La salma di Valeria Solesin, la ricercatrice morta durante gli attentati di Parigi avvenuti la scorsa settimana, è rientrata in Italia a bordo dell’aereo di Stato atterrato al Marco Polo di Tessera. Ad accompagnare la bara c’erano i genitori, il fidanzato di Valeria e la sorella di quest’ultimo e, pronti ad accogliere il feretro, erano presenti il fratello di Valeria, Dario Solesin, il ministro dell’istruzione Sefania Giannini, il presidente della Regione Luca Zaia e il sindaco di Venezia Luigi Brugnaro.

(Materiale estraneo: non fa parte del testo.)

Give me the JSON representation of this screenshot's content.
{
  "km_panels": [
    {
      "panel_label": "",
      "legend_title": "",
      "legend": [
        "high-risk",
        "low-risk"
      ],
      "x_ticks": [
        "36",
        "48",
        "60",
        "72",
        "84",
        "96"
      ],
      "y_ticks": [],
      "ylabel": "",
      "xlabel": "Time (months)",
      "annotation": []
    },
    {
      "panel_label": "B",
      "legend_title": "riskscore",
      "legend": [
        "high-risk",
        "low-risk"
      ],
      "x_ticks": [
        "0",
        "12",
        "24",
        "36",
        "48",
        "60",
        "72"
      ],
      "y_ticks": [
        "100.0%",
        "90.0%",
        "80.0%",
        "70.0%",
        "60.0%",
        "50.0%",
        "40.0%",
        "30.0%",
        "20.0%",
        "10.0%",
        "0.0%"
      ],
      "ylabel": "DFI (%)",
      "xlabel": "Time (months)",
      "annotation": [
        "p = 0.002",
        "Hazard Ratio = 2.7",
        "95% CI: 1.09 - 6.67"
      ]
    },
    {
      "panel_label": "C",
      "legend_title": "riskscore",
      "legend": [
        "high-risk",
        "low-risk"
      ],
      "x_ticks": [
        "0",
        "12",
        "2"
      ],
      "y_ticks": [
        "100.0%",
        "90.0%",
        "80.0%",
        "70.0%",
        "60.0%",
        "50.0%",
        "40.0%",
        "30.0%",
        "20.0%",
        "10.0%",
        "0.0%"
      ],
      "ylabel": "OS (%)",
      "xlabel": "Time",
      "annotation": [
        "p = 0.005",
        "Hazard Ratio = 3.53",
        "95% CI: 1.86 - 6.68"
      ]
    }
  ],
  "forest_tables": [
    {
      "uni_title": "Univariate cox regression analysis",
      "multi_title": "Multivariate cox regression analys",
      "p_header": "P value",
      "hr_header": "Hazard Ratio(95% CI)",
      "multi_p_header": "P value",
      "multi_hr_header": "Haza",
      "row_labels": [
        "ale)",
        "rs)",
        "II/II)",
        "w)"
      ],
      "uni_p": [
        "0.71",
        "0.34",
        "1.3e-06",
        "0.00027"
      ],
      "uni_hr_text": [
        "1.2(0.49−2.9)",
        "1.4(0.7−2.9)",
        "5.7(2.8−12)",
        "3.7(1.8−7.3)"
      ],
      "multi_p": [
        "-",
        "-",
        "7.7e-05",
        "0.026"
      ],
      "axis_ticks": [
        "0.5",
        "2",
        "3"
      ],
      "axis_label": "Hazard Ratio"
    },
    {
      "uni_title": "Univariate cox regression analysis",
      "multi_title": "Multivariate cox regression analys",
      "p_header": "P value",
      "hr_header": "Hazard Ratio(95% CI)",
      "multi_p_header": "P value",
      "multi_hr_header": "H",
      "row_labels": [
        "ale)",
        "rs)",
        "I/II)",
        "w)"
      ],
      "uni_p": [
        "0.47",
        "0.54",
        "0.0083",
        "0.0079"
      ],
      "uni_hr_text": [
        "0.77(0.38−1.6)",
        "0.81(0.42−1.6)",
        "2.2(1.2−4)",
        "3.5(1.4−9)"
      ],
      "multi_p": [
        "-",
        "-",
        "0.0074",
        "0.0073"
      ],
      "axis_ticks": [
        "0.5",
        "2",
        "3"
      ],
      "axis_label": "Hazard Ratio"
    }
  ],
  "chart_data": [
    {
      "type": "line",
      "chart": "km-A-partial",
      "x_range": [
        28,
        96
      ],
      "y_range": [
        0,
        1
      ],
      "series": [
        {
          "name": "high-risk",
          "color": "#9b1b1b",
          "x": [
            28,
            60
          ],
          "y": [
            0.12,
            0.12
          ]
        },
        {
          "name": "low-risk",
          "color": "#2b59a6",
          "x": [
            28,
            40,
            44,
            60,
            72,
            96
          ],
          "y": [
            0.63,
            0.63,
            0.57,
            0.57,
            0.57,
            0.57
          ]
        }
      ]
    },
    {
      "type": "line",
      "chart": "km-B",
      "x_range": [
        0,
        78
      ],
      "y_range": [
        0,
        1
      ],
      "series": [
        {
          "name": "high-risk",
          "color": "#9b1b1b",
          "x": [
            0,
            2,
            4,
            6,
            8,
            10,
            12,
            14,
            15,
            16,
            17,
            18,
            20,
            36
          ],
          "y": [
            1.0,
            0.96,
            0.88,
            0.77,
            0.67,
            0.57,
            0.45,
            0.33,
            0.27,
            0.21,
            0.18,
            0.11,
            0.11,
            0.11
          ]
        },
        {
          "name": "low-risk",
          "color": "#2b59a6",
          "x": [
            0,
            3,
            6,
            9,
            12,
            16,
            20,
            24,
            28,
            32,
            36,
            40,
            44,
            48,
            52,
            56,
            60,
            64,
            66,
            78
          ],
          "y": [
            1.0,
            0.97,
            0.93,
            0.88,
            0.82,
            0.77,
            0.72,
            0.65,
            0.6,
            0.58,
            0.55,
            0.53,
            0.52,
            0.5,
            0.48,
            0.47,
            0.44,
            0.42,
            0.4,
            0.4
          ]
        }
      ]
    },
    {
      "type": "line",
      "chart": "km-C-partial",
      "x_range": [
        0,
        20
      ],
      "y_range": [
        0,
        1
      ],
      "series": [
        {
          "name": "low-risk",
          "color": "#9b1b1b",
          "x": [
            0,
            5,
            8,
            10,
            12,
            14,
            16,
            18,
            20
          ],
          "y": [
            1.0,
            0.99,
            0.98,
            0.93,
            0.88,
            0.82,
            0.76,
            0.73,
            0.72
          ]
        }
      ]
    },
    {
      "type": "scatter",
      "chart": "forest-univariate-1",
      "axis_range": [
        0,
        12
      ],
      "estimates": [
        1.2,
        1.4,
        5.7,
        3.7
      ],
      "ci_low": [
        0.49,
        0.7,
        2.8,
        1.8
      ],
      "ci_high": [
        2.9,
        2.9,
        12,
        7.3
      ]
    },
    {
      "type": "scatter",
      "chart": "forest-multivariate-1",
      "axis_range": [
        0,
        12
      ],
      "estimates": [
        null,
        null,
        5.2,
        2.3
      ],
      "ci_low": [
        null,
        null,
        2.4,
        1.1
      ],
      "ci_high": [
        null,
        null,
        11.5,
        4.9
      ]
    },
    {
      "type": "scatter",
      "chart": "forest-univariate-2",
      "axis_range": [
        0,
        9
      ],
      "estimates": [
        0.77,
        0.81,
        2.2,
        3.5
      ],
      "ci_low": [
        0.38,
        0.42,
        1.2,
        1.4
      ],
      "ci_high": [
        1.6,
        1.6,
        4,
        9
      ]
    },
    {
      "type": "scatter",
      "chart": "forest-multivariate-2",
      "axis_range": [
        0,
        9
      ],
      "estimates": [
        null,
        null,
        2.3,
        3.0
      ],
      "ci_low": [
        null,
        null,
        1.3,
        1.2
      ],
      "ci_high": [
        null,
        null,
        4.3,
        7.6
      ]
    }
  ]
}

Valeria Solesin è solo una delle vittime che ha perso la vita durante gli attentati di Parigi. L’autopsia ha rivelato che a colpire la studentessa della Sorbona sarebbero stati uno o due colpi sparati dall’alto, il secondo dei quali, penetrato dalla spalla, avrebbe perforato un polmone. Valeria è stata colpita da una delle prime raffiche sparate dai terroristi al Bataclan mentre si trovava nel teatro insieme al fidanzato, Andrea Ravagnani. La giovane studentessa è morta per dissanguamento tra le braccia del ragazzo che ha tentato in tutti i modi di proteggerla in quel tragico momento.

Secondo quanto riportato dalla Tribuna di Treviso, Valeria è stata colpita da un proiettile di kalashnikov che le ha devastato parte del volto causando la sua morte per dissanguamento. Ma quel tragico colpo che non è stato letale: la ragazza è infatti morta lentamente mentre veniva stretta fra le braccia del fidanzato il quale, fingendosi morto, tentava di salvare, oltre a se stesso, la sua ragazza, prigioniera come lui degli jihadisti che cercavano i superstiti del teatro tra i vari cadaveri stesi a terra.